Alexander will be replaced by Vice Adm. Michael Rogers, the commander of the U.S. Navy’s 10th fleet and its Fleet Cyber Command. According to the Guardian, Rogers "has a resume studded with experience in cryptography and electronic eavesdropping that are central to the NSA’s charter. Tenth Fleet, inert since World War II, was reactivated as the Navy’s cybersecurity command and based at Fort Meade, the base of operations for the military’s infant Cyber Command – which Rogers will also head, pending Senate approval – and the NSA."
While Rogers' views on dragnet surveillance practices revealed by Edward Snowden's leaks are not publicly known, it would take baseless optimism to assume that a change in leadership will do much to rein in the current state of totalized surveillance, which stretches beyond the NSA. More likely, the shift in leadership is a not-so-subtle attempt by the Obama administration to earn back some public confidence.
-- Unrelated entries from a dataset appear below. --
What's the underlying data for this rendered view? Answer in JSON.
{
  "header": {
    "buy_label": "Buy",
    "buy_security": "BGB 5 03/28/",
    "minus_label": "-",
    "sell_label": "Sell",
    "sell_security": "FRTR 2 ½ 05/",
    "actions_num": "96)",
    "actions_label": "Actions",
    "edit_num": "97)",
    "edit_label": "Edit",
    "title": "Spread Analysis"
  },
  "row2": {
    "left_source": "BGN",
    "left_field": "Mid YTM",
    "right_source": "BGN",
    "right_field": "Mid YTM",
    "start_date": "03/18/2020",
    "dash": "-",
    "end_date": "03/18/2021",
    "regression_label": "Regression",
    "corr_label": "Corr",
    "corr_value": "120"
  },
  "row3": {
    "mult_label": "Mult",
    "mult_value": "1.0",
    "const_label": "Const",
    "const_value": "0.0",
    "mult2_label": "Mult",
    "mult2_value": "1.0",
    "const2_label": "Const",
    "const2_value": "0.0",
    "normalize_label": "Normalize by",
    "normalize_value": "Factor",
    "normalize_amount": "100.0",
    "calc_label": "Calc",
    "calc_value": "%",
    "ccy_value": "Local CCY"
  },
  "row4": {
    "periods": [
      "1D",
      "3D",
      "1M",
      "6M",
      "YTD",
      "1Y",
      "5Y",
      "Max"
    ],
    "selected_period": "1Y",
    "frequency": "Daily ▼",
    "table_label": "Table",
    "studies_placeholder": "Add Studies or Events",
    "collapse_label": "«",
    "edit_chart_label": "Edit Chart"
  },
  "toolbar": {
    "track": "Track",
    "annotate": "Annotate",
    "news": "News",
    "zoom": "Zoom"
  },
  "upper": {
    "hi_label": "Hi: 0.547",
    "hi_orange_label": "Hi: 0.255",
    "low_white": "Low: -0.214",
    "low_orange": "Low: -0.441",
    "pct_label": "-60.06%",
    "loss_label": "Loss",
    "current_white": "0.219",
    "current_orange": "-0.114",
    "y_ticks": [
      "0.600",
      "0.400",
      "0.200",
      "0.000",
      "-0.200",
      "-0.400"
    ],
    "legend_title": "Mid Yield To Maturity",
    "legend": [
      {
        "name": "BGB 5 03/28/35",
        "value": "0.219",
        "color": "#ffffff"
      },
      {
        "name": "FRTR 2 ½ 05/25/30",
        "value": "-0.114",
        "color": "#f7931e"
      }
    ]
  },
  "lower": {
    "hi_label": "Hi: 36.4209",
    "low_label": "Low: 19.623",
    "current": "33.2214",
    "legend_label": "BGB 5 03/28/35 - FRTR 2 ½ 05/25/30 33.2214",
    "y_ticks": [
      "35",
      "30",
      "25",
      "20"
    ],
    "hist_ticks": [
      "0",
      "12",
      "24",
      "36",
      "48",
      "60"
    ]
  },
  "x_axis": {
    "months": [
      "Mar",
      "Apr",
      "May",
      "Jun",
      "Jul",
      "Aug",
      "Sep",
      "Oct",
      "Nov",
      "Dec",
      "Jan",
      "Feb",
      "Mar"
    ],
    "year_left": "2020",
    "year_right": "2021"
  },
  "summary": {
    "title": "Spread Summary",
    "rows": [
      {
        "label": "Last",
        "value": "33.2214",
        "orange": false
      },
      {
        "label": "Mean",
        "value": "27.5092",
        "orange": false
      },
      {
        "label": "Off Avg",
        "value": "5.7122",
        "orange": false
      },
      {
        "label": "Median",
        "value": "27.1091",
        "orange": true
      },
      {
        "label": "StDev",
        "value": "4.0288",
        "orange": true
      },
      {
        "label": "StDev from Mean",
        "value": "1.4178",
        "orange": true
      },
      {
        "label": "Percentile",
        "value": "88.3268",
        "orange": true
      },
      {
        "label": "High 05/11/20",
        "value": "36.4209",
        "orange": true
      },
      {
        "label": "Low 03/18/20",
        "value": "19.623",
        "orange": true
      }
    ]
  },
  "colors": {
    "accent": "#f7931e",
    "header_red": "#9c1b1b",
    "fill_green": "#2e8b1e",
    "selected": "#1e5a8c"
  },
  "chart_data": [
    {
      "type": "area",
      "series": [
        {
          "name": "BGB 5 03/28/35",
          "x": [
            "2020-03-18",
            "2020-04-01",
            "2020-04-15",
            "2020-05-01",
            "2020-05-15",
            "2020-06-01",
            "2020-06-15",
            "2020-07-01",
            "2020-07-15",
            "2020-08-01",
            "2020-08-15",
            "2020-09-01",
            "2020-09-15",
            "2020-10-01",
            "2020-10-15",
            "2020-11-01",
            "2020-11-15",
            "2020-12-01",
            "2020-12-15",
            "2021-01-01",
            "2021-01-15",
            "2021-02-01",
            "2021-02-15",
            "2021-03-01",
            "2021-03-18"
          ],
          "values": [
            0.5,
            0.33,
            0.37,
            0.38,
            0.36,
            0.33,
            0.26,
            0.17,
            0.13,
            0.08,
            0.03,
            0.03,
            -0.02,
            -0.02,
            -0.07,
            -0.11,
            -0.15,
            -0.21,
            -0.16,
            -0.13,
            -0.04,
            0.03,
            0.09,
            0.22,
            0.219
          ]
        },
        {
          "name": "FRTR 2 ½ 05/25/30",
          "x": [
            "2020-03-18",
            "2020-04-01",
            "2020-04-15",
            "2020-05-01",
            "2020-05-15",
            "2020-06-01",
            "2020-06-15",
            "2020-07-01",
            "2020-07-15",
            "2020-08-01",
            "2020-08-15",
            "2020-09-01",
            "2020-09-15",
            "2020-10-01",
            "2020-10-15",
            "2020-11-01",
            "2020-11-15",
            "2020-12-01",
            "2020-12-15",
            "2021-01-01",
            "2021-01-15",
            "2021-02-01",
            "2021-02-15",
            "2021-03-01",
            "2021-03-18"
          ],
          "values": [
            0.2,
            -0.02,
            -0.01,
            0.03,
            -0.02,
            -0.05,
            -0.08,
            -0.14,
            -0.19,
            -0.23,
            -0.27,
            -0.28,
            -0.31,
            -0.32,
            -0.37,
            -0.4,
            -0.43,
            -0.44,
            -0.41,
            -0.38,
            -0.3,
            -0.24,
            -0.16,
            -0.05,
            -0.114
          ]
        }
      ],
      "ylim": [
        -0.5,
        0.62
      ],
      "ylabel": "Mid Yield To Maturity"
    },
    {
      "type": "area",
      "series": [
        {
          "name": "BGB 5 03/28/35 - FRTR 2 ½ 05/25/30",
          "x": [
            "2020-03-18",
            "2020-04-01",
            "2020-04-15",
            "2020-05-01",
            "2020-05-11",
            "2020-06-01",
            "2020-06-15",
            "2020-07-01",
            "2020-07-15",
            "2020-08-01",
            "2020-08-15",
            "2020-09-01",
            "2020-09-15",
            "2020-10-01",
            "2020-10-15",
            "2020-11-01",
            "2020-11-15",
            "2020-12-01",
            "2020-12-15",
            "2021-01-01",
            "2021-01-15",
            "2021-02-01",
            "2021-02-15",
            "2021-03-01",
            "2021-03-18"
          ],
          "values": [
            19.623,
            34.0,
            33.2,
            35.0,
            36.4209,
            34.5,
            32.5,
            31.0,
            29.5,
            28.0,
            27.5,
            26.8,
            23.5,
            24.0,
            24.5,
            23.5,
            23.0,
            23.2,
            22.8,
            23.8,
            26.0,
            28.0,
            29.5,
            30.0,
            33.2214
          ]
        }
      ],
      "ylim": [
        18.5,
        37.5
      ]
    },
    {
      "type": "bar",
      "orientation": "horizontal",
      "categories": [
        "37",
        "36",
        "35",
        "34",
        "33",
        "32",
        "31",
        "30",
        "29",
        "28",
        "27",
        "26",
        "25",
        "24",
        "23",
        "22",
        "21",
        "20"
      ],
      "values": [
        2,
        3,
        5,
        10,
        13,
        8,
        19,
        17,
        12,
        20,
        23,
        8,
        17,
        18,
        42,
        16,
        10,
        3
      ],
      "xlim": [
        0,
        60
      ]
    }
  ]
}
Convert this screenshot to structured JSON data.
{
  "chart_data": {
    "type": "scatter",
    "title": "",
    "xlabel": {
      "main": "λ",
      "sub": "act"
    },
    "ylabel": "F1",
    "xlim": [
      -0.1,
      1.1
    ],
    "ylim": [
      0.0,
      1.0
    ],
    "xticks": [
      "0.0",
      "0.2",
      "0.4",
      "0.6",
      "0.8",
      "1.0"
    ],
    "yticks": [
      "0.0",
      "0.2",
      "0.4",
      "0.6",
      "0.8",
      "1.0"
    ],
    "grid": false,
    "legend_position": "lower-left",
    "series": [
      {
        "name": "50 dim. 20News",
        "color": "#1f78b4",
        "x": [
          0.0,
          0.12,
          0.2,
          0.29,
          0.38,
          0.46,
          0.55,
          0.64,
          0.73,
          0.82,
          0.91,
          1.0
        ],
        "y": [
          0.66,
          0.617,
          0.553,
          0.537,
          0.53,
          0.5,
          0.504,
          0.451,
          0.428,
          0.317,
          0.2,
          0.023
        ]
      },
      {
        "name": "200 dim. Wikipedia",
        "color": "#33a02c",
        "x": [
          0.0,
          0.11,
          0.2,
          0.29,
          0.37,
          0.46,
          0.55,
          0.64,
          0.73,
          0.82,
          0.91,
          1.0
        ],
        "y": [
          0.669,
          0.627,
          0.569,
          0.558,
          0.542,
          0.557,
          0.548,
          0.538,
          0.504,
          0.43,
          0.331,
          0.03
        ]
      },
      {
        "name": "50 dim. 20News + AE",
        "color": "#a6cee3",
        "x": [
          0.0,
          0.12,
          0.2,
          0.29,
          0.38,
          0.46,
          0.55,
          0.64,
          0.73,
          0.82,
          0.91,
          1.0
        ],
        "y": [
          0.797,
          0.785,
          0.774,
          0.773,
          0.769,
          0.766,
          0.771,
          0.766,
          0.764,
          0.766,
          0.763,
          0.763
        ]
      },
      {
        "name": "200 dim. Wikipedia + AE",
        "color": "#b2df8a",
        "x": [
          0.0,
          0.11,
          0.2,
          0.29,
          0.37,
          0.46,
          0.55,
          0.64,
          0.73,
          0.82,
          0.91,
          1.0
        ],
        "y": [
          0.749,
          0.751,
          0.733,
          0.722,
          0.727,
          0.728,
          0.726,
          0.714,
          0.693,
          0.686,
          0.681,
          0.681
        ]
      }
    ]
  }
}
It's a realpolitik gesture -- an attempt to appease the public without any major shifts. Indeed, Obama himself has said of NSA reforms, "the challenge is getting the details right" -- "details," not reforming, then, our paranoid national security state apparatus and ideology.
Perhaps somewhat more relevant, for Snowden's fate, at least, is the hiring announced by the Pentagon Thursday of a new NSA deputy director and top civilian leader. Richard Ledgett, the head of the agency’s investigation into Snowden, will take the position. Ledgett has floated the prospect of an amnesty -- an idea that will likely be crushed by powerful opposition, but at the very least now may find some institutional backing within NSA top brass.